[Andersonville Volume 1 by John McElroy]@TWC D-Link bookAndersonville Volume 1 CHAPTER XII 4/7
There may have been in the Army some habitual corner loafer, some fistic champion of the bar-room and brothel, some Terror of Plug Uglyville, who was worth the salt in the hard tack he consumed, but if there were, I did not form his acquaintance, and I never heard of any one else who did.
It was the rule that the man who was the readiest in the use of fist and slungshot at home had the greatest diffidence about forming a close acquaintance with cold lead in the neighborhood of the front.

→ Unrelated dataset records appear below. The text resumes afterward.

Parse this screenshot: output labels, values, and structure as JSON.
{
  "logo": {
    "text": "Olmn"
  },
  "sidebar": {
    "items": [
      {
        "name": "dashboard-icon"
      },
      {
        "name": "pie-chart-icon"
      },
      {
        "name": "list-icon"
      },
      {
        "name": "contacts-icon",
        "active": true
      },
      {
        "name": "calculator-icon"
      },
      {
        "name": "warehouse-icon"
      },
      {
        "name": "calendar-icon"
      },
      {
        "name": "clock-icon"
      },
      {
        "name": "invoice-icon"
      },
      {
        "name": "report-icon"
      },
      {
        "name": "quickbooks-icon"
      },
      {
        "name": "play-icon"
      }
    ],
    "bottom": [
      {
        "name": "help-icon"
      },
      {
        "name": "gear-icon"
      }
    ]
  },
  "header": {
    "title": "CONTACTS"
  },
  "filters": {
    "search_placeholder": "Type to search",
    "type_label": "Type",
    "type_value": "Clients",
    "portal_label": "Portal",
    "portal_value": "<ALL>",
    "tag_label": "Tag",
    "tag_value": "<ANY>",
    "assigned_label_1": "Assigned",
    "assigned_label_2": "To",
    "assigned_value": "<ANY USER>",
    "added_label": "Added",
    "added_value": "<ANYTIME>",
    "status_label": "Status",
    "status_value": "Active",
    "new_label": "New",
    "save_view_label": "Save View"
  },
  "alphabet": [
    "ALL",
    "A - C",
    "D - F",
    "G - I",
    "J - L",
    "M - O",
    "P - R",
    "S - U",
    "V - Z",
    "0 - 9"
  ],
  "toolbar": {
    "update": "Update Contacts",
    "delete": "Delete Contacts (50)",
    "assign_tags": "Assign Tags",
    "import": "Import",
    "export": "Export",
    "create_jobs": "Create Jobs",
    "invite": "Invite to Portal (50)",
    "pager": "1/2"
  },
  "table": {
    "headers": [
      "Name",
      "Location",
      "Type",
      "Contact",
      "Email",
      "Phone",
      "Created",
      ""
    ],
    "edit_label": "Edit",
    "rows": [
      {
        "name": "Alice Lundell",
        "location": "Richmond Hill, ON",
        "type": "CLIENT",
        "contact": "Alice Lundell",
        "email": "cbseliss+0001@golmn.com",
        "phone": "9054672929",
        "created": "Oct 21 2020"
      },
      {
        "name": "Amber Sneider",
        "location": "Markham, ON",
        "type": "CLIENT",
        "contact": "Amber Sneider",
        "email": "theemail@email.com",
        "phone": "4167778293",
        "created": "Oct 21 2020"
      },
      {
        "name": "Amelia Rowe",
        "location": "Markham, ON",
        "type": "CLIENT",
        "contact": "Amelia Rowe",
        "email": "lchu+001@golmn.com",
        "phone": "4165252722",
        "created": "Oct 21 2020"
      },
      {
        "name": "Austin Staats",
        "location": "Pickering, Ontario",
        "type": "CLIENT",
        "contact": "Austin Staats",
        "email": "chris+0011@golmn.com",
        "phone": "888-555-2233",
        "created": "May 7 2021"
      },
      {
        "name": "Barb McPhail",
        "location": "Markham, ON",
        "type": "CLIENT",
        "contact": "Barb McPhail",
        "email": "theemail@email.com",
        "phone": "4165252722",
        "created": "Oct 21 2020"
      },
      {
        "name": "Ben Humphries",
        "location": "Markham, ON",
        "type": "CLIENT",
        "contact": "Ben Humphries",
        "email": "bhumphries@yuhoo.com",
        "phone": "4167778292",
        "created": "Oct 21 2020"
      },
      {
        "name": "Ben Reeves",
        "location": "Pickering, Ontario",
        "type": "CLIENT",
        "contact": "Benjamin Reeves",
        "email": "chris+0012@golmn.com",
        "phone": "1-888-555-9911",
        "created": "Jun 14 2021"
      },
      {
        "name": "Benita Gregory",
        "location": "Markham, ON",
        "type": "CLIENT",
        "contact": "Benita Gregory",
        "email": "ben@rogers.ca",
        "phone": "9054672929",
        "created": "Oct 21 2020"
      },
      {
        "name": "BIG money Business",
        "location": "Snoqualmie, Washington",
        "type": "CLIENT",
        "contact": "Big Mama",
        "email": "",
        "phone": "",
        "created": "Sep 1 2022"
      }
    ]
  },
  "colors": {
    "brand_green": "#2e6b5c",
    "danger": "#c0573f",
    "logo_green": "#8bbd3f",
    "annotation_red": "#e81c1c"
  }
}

Thousands of the so-called "dangerous classes" were recruited, from whom the Government did not receive so much service as would pay for the buttons on their uniforms.
People expected that they would make themselves as troublesome to the Rebels as they were to good citizens and the Police, but they were only pugnacious to the provost guard, and terrible to the people in the rear of the Army who had anything that could be stolen. The highest type of soldier which the world has yet produced is the intelligent, self-respecting American boy, with home, and father and mother and friends behind him, and duty in front beckoning him on. In the sixty centuries that war has been a profession no man has entered its ranks so calmly resolute in confronting danger, so shrewd and energetic in his aggressiveness, so tenacious of the defense and the assault, so certain to rise swiftly to the level of every emergency, as the boy who, in the good old phrase, had been "well-raised" in a Godfearing home, and went to the field in obedience to a conviction of duty.
His unfailing courage and good sense won fights that the incompetency or cankering jealousy of commanders had lost.